James Magnuson was born in 1941 and grew up in a series of small towns in Wisconsin and North Dakota. After graduating from the University of Wisconsin, he made a living as a playwright in New York City, directing street theater in Harlem and producing his own plays in some of the most obscure theaters in the city. In 1970, Magnuson was awarded a Hodder Fellowship and for the next four years, he wrote and directed eight new plays at Princeton University. At age thirty two, Magnuson published his debut novel, Without Barbarians. After publishing four more novels (The Rundown, Orphan Train, Open Season, and Money Mountain), receiving an NEA grant for fiction, and even having a few of his books optioned to the movies, Magnuson found himself with his back against the wall – broke, with a wife and two small children to support.
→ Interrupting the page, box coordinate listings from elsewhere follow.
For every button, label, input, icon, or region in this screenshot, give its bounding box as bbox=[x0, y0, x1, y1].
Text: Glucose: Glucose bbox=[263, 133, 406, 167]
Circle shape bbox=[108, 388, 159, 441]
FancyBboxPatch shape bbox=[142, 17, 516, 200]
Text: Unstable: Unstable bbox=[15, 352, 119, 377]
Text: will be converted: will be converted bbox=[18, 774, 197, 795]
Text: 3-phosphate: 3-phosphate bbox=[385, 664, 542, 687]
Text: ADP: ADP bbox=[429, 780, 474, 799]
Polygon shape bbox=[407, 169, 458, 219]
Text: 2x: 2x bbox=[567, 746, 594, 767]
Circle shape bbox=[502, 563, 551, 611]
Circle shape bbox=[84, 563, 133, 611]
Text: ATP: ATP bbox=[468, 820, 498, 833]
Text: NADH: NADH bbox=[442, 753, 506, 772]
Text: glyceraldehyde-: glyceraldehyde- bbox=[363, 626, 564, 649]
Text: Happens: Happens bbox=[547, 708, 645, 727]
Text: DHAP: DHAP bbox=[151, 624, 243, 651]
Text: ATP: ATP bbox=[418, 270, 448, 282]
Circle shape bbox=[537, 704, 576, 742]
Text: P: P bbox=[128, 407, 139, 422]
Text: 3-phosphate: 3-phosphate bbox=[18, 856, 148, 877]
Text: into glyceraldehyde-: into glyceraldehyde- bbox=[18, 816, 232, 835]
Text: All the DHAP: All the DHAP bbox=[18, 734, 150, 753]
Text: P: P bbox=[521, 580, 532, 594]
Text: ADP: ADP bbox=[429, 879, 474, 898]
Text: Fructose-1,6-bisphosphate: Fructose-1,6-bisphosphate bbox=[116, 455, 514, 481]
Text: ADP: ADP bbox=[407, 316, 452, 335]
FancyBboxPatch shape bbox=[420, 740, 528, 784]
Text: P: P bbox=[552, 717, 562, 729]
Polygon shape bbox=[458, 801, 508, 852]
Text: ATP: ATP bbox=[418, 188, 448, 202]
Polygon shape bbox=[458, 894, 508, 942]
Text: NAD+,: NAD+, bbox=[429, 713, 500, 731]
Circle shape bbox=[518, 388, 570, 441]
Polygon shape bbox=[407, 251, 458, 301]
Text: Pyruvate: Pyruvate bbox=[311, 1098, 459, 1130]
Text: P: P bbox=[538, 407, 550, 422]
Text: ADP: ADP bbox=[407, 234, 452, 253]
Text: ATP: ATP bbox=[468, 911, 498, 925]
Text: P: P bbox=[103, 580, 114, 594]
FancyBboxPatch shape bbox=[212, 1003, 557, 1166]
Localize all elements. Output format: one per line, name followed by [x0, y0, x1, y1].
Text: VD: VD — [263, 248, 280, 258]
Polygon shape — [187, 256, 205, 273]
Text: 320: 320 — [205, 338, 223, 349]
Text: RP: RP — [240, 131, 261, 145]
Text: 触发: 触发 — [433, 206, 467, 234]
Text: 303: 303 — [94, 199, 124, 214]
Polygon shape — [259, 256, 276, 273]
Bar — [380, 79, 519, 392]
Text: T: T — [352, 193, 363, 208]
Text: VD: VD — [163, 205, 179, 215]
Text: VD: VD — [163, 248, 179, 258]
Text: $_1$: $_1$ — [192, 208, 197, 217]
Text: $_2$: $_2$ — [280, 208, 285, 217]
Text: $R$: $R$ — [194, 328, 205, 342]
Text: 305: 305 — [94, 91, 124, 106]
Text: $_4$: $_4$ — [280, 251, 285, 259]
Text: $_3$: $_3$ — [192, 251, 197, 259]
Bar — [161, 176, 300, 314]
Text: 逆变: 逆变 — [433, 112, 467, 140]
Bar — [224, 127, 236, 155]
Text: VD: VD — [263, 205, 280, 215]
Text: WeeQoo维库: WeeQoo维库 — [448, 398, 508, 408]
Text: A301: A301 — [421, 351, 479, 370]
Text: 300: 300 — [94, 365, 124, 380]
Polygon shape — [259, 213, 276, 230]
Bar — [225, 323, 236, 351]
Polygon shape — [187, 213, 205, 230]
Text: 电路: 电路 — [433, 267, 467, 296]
In 1985 the family settled in Austin where he took a job teaching in the English department at the University of Texas; his novel Ghost Dancing was published in 1989. “Those first difficult years in Austin served as the basis for Windfall – the sense of having failed to support one’s family adequately, of being middle-aged, of there being no way out.” Magnuson adds, “My fortunes, like those of the main character in Windfall, changed dramatically when, in 1991, I went to Los Angeles to write for television. I wrote for shows like ‘Knot’s Landing,’ ‘Class of ’96,’ and ‘Sweet Justice.’ It wasn’t quite like finding seven coolers filled with fifty dollar bills under a feed store, but it was close.”

Tiring of the California lifestyle, the Magnusons returned to Texas. James Michener had just given the University eighteen million dollars to begin a graduate writing program and two years later Jim became the director of The Texas Center for Writers. Currently, he spends his days at the University, writing and teaching. “My job is a terrific one,” Magnuson says. “I spend my days supporting and encouraging talented young writers.